Born into a middle-class Milanese family, Enrico Baj (1924–2003) began rejecting authority from a very young age. After studying medicine and law, he then studied at the Brera Academy of Fine Arts from 1945 to 1948. His early interest was in Tachisme, a European painting movement seen as analogous to American abstract expressionism. An anarchist by nature, he opposed the stylistic canons of art. In 1950, together with the surrealist painter Sergio Dangelo (Milan, 1932–2022), Baj founded the Nuclear Art (Arte Nucleare) movement, considered the Italian equivalent of
CoBrA (1948–1951). This highly political engagement – opposing art to the now threatening human environment – aimed to atomise pictorial forms. In their manifesto, published in 1952, they stated: "Nuclear artists want to break all the "isms" of a painting that inevitably falls into academicism, whatever its genesis. They want to and can reinvent painting." The movement brought together international artists such as
Yves Klein,
Arman, and the Danish painter
Asger Jorn, who, two years later, while living in Italy, joined forces with Baj to found the International Movement for an Imaginist Bauhaus (1953–1954) along with Pierre Alechinsky and
Karel Appel, encouraging artists to go beyond the boundaries of their original discipline to consider the role of art in the atomic age. Baj was a self-proclaimed "
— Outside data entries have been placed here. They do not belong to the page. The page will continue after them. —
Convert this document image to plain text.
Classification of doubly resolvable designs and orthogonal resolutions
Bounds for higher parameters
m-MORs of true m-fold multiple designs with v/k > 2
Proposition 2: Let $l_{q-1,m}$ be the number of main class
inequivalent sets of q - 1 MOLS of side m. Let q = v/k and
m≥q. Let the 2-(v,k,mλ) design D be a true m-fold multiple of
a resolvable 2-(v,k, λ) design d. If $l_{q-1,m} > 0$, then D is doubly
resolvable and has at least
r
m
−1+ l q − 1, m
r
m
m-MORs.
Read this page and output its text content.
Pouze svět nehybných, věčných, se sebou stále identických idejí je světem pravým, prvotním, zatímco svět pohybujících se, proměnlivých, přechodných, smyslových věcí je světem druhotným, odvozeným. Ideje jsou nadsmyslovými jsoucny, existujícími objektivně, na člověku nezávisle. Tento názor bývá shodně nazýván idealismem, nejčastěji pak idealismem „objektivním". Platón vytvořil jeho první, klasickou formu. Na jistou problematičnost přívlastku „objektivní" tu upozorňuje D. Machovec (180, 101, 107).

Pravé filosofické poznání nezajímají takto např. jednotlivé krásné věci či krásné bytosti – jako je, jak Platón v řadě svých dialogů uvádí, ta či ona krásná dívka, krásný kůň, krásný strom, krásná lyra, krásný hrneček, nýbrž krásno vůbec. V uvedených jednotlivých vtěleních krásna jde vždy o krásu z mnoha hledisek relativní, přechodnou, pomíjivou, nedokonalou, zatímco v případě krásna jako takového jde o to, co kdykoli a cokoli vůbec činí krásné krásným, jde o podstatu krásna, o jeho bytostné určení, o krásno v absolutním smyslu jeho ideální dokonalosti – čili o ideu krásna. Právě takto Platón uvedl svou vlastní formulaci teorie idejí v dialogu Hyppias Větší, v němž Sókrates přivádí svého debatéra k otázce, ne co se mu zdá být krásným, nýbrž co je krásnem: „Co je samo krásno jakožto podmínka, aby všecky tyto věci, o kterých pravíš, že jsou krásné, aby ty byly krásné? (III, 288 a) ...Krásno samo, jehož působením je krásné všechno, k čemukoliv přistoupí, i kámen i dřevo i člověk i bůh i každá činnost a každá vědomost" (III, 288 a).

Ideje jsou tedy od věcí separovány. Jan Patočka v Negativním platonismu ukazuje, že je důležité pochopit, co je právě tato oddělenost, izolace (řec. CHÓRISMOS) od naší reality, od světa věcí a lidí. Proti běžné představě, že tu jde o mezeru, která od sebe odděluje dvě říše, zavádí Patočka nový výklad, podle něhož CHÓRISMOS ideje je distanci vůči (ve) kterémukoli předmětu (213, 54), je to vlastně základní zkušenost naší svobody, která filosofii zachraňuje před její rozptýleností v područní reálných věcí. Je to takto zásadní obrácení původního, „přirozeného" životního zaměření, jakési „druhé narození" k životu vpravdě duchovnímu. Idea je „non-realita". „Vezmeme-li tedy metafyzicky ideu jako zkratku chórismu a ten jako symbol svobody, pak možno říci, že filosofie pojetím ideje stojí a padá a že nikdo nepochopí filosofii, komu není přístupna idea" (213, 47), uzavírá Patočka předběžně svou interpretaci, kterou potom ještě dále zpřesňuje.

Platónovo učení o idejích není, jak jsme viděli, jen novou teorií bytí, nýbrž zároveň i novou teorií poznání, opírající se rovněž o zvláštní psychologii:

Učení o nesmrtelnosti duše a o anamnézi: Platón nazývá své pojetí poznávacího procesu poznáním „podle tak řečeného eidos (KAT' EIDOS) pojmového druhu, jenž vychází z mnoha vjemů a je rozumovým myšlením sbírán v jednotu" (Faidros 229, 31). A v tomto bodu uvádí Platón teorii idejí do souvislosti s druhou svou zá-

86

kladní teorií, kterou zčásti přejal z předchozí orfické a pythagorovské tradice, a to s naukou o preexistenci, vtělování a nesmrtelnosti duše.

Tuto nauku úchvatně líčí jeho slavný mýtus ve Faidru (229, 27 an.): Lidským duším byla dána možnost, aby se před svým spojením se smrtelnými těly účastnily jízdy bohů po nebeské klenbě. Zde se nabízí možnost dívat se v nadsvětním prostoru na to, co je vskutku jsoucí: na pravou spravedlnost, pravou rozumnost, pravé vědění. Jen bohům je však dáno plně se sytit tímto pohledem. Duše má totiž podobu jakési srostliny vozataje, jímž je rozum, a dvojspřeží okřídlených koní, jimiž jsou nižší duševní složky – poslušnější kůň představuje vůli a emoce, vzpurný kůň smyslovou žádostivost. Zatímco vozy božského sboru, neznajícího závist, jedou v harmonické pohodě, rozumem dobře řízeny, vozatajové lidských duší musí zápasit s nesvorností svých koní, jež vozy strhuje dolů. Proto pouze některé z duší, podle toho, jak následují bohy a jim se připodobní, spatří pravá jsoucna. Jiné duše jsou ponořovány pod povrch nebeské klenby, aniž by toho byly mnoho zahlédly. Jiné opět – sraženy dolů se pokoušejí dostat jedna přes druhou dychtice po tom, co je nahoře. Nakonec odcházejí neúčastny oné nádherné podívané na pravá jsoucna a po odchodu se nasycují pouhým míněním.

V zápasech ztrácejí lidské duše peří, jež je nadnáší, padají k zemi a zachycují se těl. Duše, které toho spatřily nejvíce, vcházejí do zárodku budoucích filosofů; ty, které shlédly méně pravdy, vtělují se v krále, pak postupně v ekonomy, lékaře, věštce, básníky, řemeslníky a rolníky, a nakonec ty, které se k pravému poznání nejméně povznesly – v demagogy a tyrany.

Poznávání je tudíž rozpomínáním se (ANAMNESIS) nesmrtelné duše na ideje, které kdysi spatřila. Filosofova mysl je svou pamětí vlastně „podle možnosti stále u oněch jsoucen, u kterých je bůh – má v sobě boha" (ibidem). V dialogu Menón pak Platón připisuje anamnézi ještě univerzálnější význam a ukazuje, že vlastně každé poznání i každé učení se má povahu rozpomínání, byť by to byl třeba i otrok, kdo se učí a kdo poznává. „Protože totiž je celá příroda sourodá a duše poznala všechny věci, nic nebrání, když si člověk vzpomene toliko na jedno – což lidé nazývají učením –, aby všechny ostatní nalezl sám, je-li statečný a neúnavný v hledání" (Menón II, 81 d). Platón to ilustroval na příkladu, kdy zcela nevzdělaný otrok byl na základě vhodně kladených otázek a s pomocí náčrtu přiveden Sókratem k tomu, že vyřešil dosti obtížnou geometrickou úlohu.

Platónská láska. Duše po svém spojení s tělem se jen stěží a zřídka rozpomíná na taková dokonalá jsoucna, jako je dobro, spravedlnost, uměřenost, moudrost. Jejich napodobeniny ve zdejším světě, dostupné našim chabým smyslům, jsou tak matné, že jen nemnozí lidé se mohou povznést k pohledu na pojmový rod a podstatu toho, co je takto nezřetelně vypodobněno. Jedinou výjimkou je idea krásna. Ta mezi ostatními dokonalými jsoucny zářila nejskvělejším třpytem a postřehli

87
pataphysicist" and follower of this "science of imaginary solutions which symbolically grants to lineaments the properties of objects described by their virtuality," according to the definition of
Alfred Jarry, inventor of the philosophy. Baj thus abandoned gestural abstraction in the mid-1950s to develop a very personal practice of carnivalesque painting with a deliberately kitsch aesthetic, aiming to overturn the bourgeois conventions of "good taste." From 1955 onwards, he used collage to introduce prefabricated elements such as buttons, trimmings and other ordinary items, featuring these everyday symbols in an imaginary pictorial environment. Although Baj's works tend towards the absurd, they also fit with the socio-political context of the time. They are, in this sense, witnesses to their time. In 1957 Baj joined
Arman, Klein, Manzoni, and Restany in signing the manifesto The End of Style, in which they asserted the uniqueness of the work of art.